A fin de fortalecer los músculos de su musa se llevaba en sus caminatas páginas enteras de Pugachiov aprendidas de memoria, como un hombre que emplease una barra de hierro en lugar de un bastón. Desde un cuento de Pushkin se aproximó a él Karolina Schmidt, «muchacha cargada de colorete, de apariencia modesta y sumisa», que adquirió la cama en que falleció Schoning. Pasado el bosque de Grunewald, un administrador de correos que se parecía a Simeón Vyrin (de otro cuento), encendía su pipa junto a la ventana, donde también había macetas con flores de balsamina. El sarafan de la Damisela convertida en Campesina podía verse entre los arbustos de alisos. Se hallaba en aquel estado de ánimo y de mente «en que la realidad, cediendo a las fantasías, se funde con ellas en las nebulosas visiones del primer sueño».

Pushkin entró en su sangre. A la voz de Pushkin se unió la voz de su padre. Besó la mano pequeña y cálida de Pushkin, tomándola por otra mano grande que olía al kalach del desayuno (un bollo blando). Recordó que la niñera suya y de Tania procedía del mismo lugar que la Arina de Pushkin —Suyda, justo después de Gatchina: y a una hora en coche de su zona más allá de Gatchina— y ella también hablaba «con un sonsonete». Oyó a su padre, en una fresca mañana veraniega, mientras bajaban a la casita de baño del río, en cuya pared de tablas centelleaba el reflejo dorado del agua, repetir con clásico fervor lo que él consideraba el verso más bello no sólo de Pushkin sino de todos los versos escritos en el mundo: «Tut Apollon-ideal, tatn Niobeya-pechal» («Aquí está el ideal de Apolo, allí, la aflicción de Níobe»), y el ala bermeja y el nácar de una fritillaria de Níobe fulguró sobre las escabiosas del prado ribereño, donde, durante los primeros días de junio, comparecía, escaso, el pequeño Apolo Negro.

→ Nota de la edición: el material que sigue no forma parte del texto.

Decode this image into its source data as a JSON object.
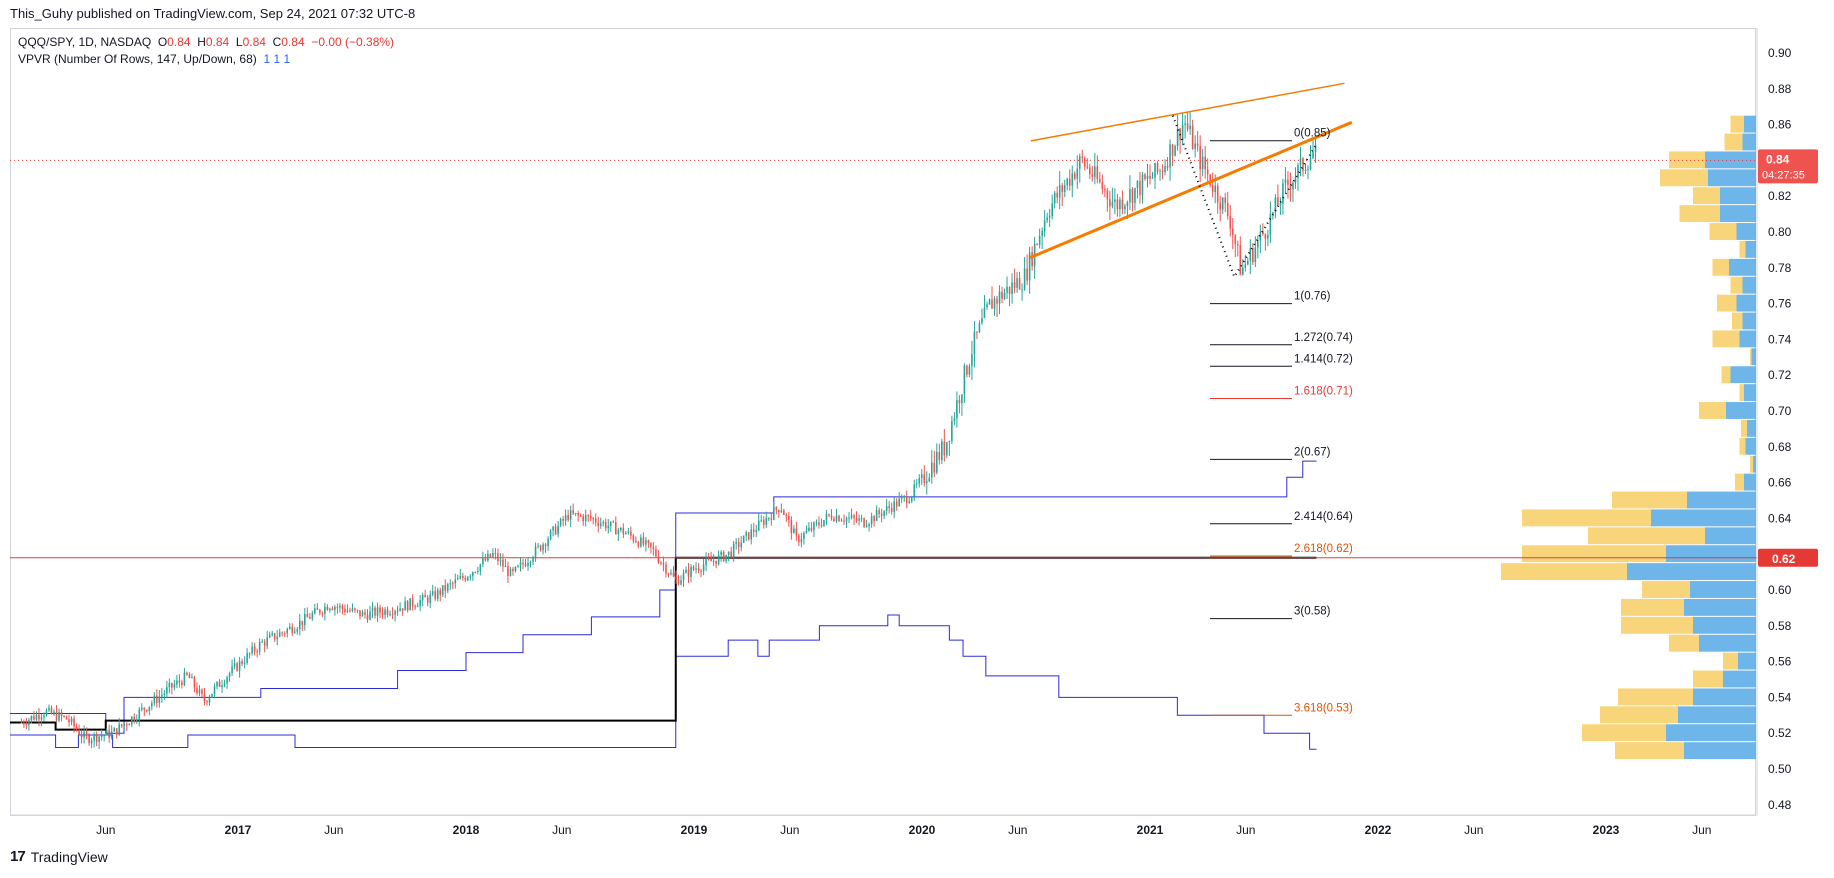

Infatigablemente, en éxtasis, preparaba ahora realmente su obra (en Berlín, con un reajuste de trece días, también eran los primeros días de junio), compilaba material, leía hasta el amanecer, estudiaba mapas, escribía cartas y veía a las personas necesarias. De la prosa de Pushkin había pasado a su vida, por lo que al principio el ritmo de la era de Pushkin se mezcló con el ritmo de la vida de su padre. Libros científicos (con el sello de la Biblioteca de Berlín siempre en la página noventa y nueve), tales como los conocidos volúmenes de Viajes de un naturalista con desconocidas encuademaciones negras y verdes, se codeaban con las viejas revistas rusas en que buscaba la luz reflejada de Pushkin. En ellas, un día, tropezó con las notables Memorias del pasado de A. N. Sujoshchokov, en las cuales había entre otras cosas dos o tres páginas acerca de su abuelo, Kiril Ilych (su padre se refirió a ellas una vez —con desagrado), y el hecho de que el escritor de estas memorias le mencionara casualmente en relación con sus pensamientos sobre Pushkin se le antojó ahora de particular significación, pese a que describía a Kiril Ilych como un juerguista y un haragán.